A key one was the Quebec Act which vastly extended the territory of Quebec to include what today is Illinois as part of a vast Quebec Territory. Most Americans will not know what a huge storm this caused in the colonies because it is not an attractive subject for elementary texts.

First, it appeared to make the possibility of endless western expansion impossible. England, quite fairly and reasonably, wanted to discourage expansion over the Appalachians into Indian territory like the Ohio valley as a way of maintaining peace. The Mother Country had a conscientious policy of avoiding further conflicts with native Americans. This policy American colonists had tended to ignore, but the creation of a new Western jurisdiction under a Catholic province like Quebec, was an entirely different matter.

There was a paranoid fear of "papism" in the colonies, peopled as they were by many Puritan extremists who had run away from the dislike they often aroused in the old country. Anti-Catholic feeling ran very high in the American colonies. Indeed, it was an old custom, and remained the custom for decades after the Revolution, to burn effigies of the pope each year on Britain's Guy Fawkes Day. America's nasty-tempered Puritan settlers wanted nothing to do with "papists." Yes, the very same nasty, hateful words we heard during the Northern Ireland conflict over the last thirty years were constantly on the tongues and in the newspapers of American colonists.

Britain's final reaction to the colonists' refusal to pay taxes, after a long period of adjustments in the taxes and talks with colonial representatives, and to their contempt for Imperial regulations over boundaries and trade - many of the colonies' richest men such as John Hancock were simply smugglers - triggered an authentic "grass-roots" revolt in Massachusetts.

When the unthinkable actually happened in Massachusetts - violent revolt being originally unthinkable for most well-known and established colonial figures like Franklin or Washington or John Adams - there was no going back. The central issue became one of how things were to be managed by the colonies' ambitious little Establishment.

Washington's appointment as commander-in-chief represented an important turning point. What had been an almost spontaneous revolt organized by militia groups who elected their leaders became an organized opposition with an organized army under an appointed commander who suddenly started lashing and hanging volunteers who didn't obey orders or show proper respect. Washington, the cold Virginia aristocrat, expressed contempt in his letters for the New England militiamen who had taken all the chances and started the whole business. He wanted to command a real army with smart uniforms and traditional discipline just like the British army he so admired. He had been frustrated for years about getting a permanent commission in the British army, something that was then rarely awarded to colonials.

The real lessons of the American Revolution include the fact that early Americans were not motivated by quite the high ideals that contemporary Americans generally attribute to them.
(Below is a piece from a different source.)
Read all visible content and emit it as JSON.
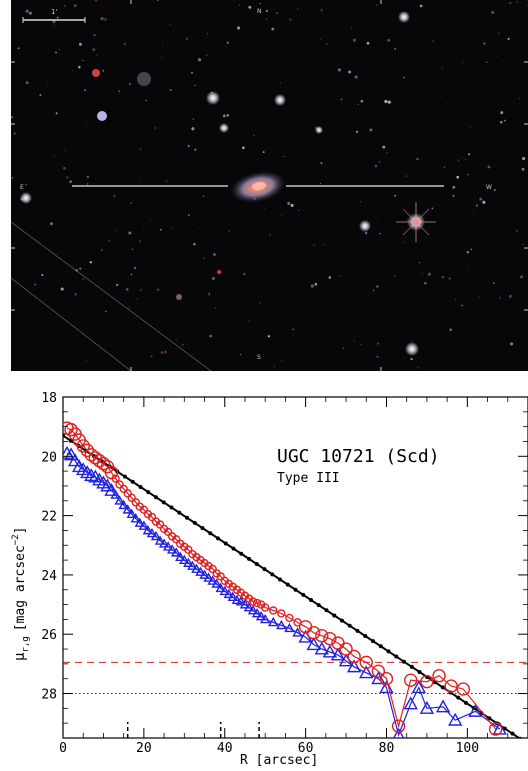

Anti-Catholicism and greed for Western expansion were basic causes. So, too, antipathy to taxes. Still, given enough time, America outgrew some of these early narrow prejudices.

Many will recall that the Pulitzer Prize for journalism has been awarded to mediocrity and even downright fraud, but this book is the perfect example of how little the Pulitzer Prize for history means as a guide to quality and stimulating work. Perhaps this generalization is true of all prizes, but it has been egregiously so in the case of the Pulitzer.